4. You are on your critical care APPE when a 56 year-old man presents with a necrotizing fasciitis of the left upper extremity following a deep laceration that has appeared infected for 1 week. The patient immediately underwent surgical debridement, but may require additional surgery. The patient weighs 97 kg and he is 71 ins tall. His SCr is 3.0 mg/dL with minimal urine output (no baseline). Piperacillin-tazobactam 3.375 mg Q8h, clindamycin 600 mg q8h, and vancomycin 2000mg pulse dosing is empirically started on presentation. The vancomycin serum concentrations and doses for the last 48 hours are as follows:
10/13 0905: 2000mg x 1 dose
10/14 0305: 26 mcg/mL
10/14 No vancomycin doses given
10/15 0200: 21 mcg/mL
a. The creatinine on 10/15 remains at 3.3 mg/dL with 350 mL urine output for the 24-hour period. The team wants to re-dose the vancomycin when the serum concentration reaches 18 mcg/mL. Based on the information you have, when should this patient receive the next dose (round to the nearest hour, provide in date and time)?
b. What is the half-life of vancomycin in this patient currently?
c. Assuming that we are continuing to spot dose, please recommend an appropriate spot dose for vancomycin to be given at the above time (assume that we want the trough to be therapeutic again within the half-life timeframe).
d. Based on his calculated creatinine clearance, what dose of piperacillin/tazobactam should be recommended?
5. You are on your trauma APPE rotation when a 26 year-old patient presents from a rehab facility with likely vertebral osteomyelitis. He initially sustained an T12 spinal transverse process fracture, among other injuries following a motorcycle collision about 14 days previously. His pertinent labs/measurements are: height: 69", weight 78 kg, SCr 1.0mg/dL. Assume Vd = 0.8 L/kg for critical illness.

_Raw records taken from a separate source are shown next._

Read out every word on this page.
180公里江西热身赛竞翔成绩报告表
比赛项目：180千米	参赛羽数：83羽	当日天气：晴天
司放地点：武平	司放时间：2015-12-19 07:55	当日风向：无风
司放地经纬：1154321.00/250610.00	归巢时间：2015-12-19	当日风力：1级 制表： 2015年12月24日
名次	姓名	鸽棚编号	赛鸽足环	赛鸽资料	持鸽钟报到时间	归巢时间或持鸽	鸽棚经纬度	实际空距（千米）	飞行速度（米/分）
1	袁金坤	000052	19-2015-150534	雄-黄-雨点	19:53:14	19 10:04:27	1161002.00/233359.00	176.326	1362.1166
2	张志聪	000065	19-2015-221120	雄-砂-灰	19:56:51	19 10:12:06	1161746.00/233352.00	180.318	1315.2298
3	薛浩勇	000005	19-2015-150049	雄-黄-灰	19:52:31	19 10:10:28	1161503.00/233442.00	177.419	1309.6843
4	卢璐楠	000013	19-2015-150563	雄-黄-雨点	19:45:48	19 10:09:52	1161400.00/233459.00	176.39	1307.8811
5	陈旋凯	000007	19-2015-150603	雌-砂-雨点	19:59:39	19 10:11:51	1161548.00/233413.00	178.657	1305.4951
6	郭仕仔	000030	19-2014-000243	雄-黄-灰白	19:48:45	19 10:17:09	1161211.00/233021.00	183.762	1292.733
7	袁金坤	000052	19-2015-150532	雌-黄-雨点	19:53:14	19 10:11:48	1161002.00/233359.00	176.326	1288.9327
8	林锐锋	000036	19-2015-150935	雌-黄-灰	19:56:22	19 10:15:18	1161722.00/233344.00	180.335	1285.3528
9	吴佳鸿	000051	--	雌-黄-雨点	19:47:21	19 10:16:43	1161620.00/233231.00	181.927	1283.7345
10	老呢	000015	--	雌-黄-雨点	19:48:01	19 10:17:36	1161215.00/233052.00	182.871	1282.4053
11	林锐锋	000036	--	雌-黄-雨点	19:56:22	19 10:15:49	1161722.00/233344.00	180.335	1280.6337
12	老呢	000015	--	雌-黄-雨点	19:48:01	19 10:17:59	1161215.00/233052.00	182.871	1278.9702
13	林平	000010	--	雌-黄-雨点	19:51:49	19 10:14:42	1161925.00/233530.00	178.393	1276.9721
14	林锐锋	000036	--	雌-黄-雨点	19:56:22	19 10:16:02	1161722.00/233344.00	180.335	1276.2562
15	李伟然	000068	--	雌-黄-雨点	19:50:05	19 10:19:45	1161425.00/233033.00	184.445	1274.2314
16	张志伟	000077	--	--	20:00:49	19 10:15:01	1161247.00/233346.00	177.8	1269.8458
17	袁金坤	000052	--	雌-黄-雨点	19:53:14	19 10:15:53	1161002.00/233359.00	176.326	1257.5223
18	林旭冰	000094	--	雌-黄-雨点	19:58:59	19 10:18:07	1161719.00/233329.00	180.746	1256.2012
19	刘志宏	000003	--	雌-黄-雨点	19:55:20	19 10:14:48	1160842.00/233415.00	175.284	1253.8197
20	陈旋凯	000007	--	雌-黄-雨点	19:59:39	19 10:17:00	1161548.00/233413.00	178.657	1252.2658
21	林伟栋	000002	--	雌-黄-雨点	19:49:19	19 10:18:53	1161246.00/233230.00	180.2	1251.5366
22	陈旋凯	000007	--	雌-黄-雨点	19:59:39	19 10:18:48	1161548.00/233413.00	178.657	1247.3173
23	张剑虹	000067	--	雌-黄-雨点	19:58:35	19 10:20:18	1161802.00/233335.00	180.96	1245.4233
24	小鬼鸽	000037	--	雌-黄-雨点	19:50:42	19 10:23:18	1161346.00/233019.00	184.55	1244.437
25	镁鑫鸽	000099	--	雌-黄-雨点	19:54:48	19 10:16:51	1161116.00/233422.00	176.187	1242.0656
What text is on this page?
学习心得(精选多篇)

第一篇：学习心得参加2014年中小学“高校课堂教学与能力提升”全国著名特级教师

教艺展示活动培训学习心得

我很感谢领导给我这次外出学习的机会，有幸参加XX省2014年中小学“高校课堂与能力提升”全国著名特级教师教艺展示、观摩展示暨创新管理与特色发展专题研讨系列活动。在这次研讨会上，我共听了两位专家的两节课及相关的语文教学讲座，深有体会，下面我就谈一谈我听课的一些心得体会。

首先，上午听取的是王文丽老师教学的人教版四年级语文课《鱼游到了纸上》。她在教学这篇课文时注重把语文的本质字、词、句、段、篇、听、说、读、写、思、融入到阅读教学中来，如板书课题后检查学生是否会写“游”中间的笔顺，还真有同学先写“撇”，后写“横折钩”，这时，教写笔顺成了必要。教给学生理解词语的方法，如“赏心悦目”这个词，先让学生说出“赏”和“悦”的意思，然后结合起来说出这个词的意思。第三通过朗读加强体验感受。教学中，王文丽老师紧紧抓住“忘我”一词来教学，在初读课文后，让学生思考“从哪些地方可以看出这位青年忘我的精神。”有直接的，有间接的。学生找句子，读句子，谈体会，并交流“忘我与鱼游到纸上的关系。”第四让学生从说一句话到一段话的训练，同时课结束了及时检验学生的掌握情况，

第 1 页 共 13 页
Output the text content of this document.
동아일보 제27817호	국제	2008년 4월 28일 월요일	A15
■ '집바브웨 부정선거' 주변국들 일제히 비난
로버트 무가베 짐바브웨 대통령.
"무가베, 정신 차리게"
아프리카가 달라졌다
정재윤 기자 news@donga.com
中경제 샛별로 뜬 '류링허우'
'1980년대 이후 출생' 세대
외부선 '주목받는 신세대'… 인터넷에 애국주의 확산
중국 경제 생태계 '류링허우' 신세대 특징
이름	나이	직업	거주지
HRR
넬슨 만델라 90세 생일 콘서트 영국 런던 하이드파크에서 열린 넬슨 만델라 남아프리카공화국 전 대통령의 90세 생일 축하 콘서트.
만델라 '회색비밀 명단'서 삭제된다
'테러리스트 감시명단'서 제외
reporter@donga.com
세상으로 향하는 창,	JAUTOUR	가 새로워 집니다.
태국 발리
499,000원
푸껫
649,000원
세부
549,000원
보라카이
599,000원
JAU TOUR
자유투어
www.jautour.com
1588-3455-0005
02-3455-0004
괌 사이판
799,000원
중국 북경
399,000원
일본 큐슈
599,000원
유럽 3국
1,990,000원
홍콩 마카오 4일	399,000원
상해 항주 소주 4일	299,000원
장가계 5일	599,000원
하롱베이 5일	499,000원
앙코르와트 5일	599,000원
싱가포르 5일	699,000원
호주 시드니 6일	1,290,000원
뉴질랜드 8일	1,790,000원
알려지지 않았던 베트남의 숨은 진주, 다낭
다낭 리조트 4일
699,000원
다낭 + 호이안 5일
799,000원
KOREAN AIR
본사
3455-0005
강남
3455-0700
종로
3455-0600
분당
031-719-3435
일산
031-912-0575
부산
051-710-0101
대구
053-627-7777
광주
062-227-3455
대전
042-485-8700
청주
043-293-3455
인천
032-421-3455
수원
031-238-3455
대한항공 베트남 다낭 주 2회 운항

a. What initial, empiric vancomycin dose do you recommend (include dose and dosing interval)?
b. The new vancomycin guidelines recommend AUC:MIC monitoring for vancomycin and your facility utilizes this. What would the projected AUC:MIC be for the dose and interval ordered above on this patient?
c. When would you recommend checking serum concentrations to determine AUC:MIC and how would you do it? Be specific on the timing.